Resuelve la Corte la impugnación formulada frente al fallo proferido por la Sala Civil Familia del Tribunal Superior del Distrito Judicial de Cartagena el 5 de marzo de 2024, dentro de la acción de tutela promovida por Lisandro de Jesús Vega Álvarez contra el Juzgado Primero Civil del Circuito de Turbaco, trámite al cual fueron vinculadas las partes y los intervinientes en el ejecutivo n° 2018-00099.
ANTECEDENTES
1. El gestor acude al presente mecanismo buscando la protección de su derecho fundamental al debido proceso, presuntamente vulnerado por la autoridad judicial convocada.
2. Del escrito de demanda y los medios de convicción obrantes, se pueden extractar como hechos jurídicamente relevantes, que en contra del actor y de Marlene Castro Villadiego se inició un proceso hipotecario por Inés Gómez Carreño Q.E.P.D (n° 2018-00099), el cual fue suspendido en 2019 por solicitud de las partes. Refirió el accionante que, a su juicio para reanudar el proceso, se debía emitir un auto en tal sentido, pero no se hizo, por lo que el 23 de abril de 2023 presentó un incidente de nulidad que fue resuelto desfavorablemente en auto del 4 de julio de la misma anualidad.

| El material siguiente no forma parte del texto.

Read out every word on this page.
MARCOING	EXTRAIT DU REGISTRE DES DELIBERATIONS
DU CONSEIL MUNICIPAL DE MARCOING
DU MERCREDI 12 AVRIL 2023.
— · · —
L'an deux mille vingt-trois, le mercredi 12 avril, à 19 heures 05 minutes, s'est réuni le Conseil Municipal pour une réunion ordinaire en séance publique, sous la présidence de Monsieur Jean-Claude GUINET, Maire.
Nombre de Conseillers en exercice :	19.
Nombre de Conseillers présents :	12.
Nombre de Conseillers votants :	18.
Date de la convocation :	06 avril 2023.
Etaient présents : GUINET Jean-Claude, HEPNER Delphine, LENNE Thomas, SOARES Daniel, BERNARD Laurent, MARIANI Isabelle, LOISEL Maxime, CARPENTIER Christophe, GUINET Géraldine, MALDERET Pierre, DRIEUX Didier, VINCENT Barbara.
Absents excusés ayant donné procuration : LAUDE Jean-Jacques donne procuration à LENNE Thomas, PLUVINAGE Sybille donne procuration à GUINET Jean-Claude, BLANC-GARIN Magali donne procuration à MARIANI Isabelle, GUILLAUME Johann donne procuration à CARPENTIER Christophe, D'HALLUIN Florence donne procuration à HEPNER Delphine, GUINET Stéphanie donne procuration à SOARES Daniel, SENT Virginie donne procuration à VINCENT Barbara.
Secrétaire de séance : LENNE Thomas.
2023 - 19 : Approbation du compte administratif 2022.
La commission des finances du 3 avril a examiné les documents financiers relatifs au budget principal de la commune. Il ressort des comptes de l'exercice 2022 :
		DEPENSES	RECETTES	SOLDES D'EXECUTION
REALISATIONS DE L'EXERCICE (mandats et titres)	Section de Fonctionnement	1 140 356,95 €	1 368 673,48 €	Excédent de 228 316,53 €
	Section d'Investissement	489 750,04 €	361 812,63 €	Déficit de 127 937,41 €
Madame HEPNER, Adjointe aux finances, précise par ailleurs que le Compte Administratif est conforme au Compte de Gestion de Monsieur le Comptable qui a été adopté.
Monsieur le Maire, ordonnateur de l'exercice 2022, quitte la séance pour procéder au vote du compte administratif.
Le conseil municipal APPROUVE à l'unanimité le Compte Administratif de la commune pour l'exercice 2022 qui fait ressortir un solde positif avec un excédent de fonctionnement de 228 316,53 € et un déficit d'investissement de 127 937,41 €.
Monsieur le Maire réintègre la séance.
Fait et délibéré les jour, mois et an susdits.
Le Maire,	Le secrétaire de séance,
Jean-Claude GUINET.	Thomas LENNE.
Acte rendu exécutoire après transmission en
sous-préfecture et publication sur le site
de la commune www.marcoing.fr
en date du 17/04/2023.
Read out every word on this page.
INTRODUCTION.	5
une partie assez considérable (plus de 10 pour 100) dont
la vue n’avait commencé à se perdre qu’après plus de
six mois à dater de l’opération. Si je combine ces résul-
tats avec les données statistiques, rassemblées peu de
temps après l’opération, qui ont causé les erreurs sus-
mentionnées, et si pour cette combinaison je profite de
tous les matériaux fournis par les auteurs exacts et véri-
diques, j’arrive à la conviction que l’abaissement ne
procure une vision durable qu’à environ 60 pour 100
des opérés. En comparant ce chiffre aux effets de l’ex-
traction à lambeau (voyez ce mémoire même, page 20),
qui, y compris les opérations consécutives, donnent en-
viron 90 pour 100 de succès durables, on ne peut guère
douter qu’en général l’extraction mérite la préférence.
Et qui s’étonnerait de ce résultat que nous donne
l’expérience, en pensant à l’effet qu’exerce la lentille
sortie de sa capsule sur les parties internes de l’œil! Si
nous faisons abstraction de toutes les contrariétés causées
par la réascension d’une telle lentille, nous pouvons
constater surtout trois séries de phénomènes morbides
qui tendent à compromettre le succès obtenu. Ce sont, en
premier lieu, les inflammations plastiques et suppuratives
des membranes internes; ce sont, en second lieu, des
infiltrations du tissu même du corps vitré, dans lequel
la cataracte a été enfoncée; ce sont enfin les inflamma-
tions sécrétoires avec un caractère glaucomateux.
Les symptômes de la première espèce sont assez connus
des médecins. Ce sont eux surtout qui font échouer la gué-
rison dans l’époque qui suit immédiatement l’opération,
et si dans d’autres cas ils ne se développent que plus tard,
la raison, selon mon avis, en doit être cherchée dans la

En el auto precitado, se le indicó al actor que el término de suspensión fue decretado hasta el 31 de diciembre de 2019, que conforme al núm. 2 del artículo 161 y 163 del Código General del Proceso, fenecido ese período de tiempo se podía continuar con la actuación incluso de oficio, pero en todo caso, el proceso se había reanudado mediante auto del 18 de octubre de 2022 que le negó la solicitud a la demandada de que se declarara el desistimiento tácito de la ejecutante. No obstante, la autoridad judicial finalmente decidió que en los términos del artículo 136 ibidem, la nulidad alegada había sido saneada por las actuaciones de los demandados.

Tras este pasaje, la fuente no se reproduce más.